The fulfillment of Jacob’s prophecy began with the anointing of King David (1 Sam. 16:13). Ultimately, it will be fulfilled with Jesus. He is the King, the God-Man, and the Son of David who will sit on Israel’s throne forever. As the angel Gabriel told His mother, Mary, “He will be great, and will be called the Son of the Highest; and the Lord God will give Him the throne of His father David” (Lk. 1:32).

When Jesus first came to Earth, He was viewed as a king: “Where is He who has been born King of the Jews? For we have seen His star in the East and have come to worship Him” (Mt. 2:2).

When He rode into Jerusalem on a colt on Palm Sunday, fulfilling the prophecy of Zechariah 9:9, the multitude joyfully acknowledged His kingship: “Blessed is the King who comes in the name of the Lord! Peace in heaven and glory in the highest!” (Lk. 19:38).

And when He was nailed to the tree, “an inscription also was written over Him in letters of Greek, Latin, and Hebrew: THIS IS THE KING OF THE JEWS” (23:38).

Today Israel still waits for its Davidic King. When the time is right, “the Son of Man [will come] in His glory, and all the holy angels with Him, then He will sit on the throne of His glory” (Mt. 25:31).

The ancient rabbis taught, “At the end, the very end of days, Gog and Magog and their armies shall go up against Jerusalem, but they shall fall by the hand of the King Messiah” (Targum Yerushalmi II on Numbers 11:26).

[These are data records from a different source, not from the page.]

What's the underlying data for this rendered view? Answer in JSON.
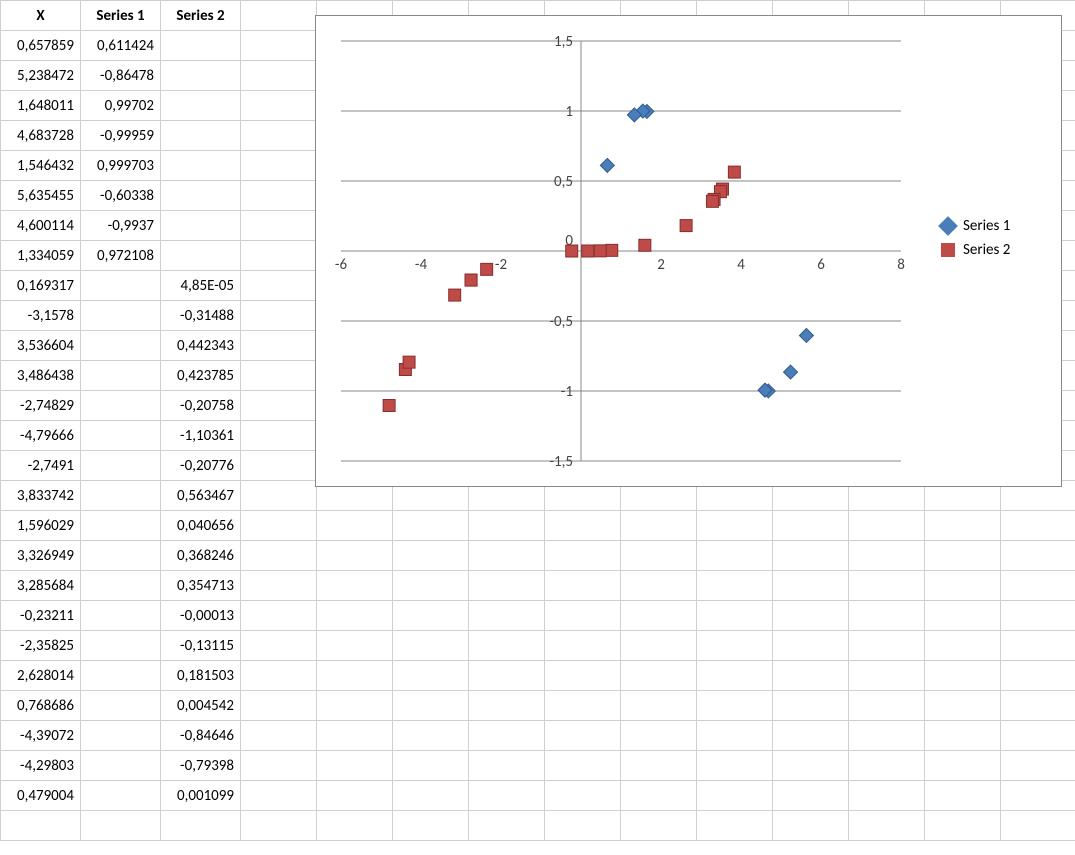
{
  "table": {
    "headers": [
      "X",
      "Series 1",
      "Series 2"
    ],
    "rows": [
      {
        "x": "0,657859",
        "s1": "0,611424",
        "s2": ""
      },
      {
        "x": "5,238472",
        "s1": "-0,86478",
        "s2": ""
      },
      {
        "x": "1,648011",
        "s1": "0,99702",
        "s2": ""
      },
      {
        "x": "4,683728",
        "s1": "-0,99959",
        "s2": ""
      },
      {
        "x": "1,546432",
        "s1": "0,999703",
        "s2": ""
      },
      {
        "x": "5,635455",
        "s1": "-0,60338",
        "s2": ""
      },
      {
        "x": "4,600114",
        "s1": "-0,9937",
        "s2": ""
      },
      {
        "x": "1,334059",
        "s1": "0,972108",
        "s2": ""
      },
      {
        "x": "0,169317",
        "s1": "",
        "s2": "4,85E-05"
      },
      {
        "x": "-3,1578",
        "s1": "",
        "s2": "-0,31488"
      },
      {
        "x": "3,536604",
        "s1": "",
        "s2": "0,442343"
      },
      {
        "x": "3,486438",
        "s1": "",
        "s2": "0,423785"
      },
      {
        "x": "-2,74829",
        "s1": "",
        "s2": "-0,20758"
      },
      {
        "x": "-4,79666",
        "s1": "",
        "s2": "-1,10361"
      },
      {
        "x": "-2,7491",
        "s1": "",
        "s2": "-0,20776"
      },
      {
        "x": "3,833742",
        "s1": "",
        "s2": "0,563467"
      },
      {
        "x": "1,596029",
        "s1": "",
        "s2": "0,040656"
      },
      {
        "x": "3,326949",
        "s1": "",
        "s2": "0,368246"
      },
      {
        "x": "3,285684",
        "s1": "",
        "s2": "0,354713"
      },
      {
        "x": "-0,23211",
        "s1": "",
        "s2": "-0,00013"
      },
      {
        "x": "-2,35825",
        "s1": "",
        "s2": "-0,13115"
      },
      {
        "x": "2,628014",
        "s1": "",
        "s2": "0,181503"
      },
      {
        "x": "0,768686",
        "s1": "",
        "s2": "0,004542"
      },
      {
        "x": "-4,39072",
        "s1": "",
        "s2": "-0,84646"
      },
      {
        "x": "-4,29803",
        "s1": "",
        "s2": "-0,79398"
      },
      {
        "x": "0,479004",
        "s1": "",
        "s2": "0,001099"
      }
    ]
  },
  "legend": {
    "s1": "Series 1",
    "s2": "Series 2"
  },
  "axis": {
    "x": [
      "-6",
      "-4",
      "-2",
      "0",
      "2",
      "4",
      "6",
      "8"
    ],
    "y": [
      "1,5",
      "1",
      "0,5",
      "0",
      "-0,5",
      "-1",
      "-1,5"
    ]
  },
  "chart_data": {
    "type": "scatter",
    "xlim": [
      -6,
      8
    ],
    "ylim": [
      -1.5,
      1.5
    ],
    "xticks": [
      -6,
      -4,
      -2,
      0,
      2,
      4,
      6,
      8
    ],
    "yticks": [
      -1.5,
      -1,
      -0.5,
      0,
      0.5,
      1,
      1.5
    ],
    "series": [
      {
        "name": "Series 1",
        "marker": "diamond",
        "color": "#4a7ebb",
        "points": [
          {
            "x": 0.657859,
            "y": 0.611424
          },
          {
            "x": 5.238472,
            "y": -0.86478
          },
          {
            "x": 1.648011,
            "y": 0.99702
          },
          {
            "x": 4.683728,
            "y": -0.99959
          },
          {
            "x": 1.546432,
            "y": 0.999703
          },
          {
            "x": 5.635455,
            "y": -0.60338
          },
          {
            "x": 4.600114,
            "y": -0.9937
          },
          {
            "x": 1.334059,
            "y": 0.972108
          }
        ]
      },
      {
        "name": "Series 2",
        "marker": "square",
        "color": "#be4b48",
        "points": [
          {
            "x": 0.169317,
            "y": 4.85e-05
          },
          {
            "x": -3.1578,
            "y": -0.31488
          },
          {
            "x": 3.536604,
            "y": 0.442343
          },
          {
            "x": 3.486438,
            "y": 0.423785
          },
          {
            "x": -2.74829,
            "y": -0.20758
          },
          {
            "x": -4.79666,
            "y": -1.10361
          },
          {
            "x": -2.7491,
            "y": -0.20776
          },
          {
            "x": 3.833742,
            "y": 0.563467
          },
          {
            "x": 1.596029,
            "y": 0.040656
          },
          {
            "x": 3.326949,
            "y": 0.368246
          },
          {
            "x": 3.285684,
            "y": 0.354713
          },
          {
            "x": -0.23211,
            "y": -0.00013
          },
          {
            "x": -2.35825,
            "y": -0.13115
          },
          {
            "x": 2.628014,
            "y": 0.181503
          },
          {
            "x": 0.768686,
            "y": 0.004542
          },
          {
            "x": -4.39072,
            "y": -0.84646
          },
          {
            "x": -4.29803,
            "y": -0.79398
          },
          {
            "x": 0.479004,
            "y": 0.001099
          }
        ]
      }
    ]
  },
  "colors": {
    "s1": "#4a7ebb",
    "s2": "#be4b48",
    "grid": "#888"
  }
}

When He returns to rescue Israel, the world will recognize Him instantly: “He has on His robe and on His thigh a name written: KING OF KINGS AND LORD OF LORDS” (Rev. 19:16).

Then Israel will have its final and divine King; and “of the increase of His government and peace there will be no end, upon the throne of David and over His kingdom, to order it and establish it with judgment and justice from that time forward, even forever” (Isa. 9:7).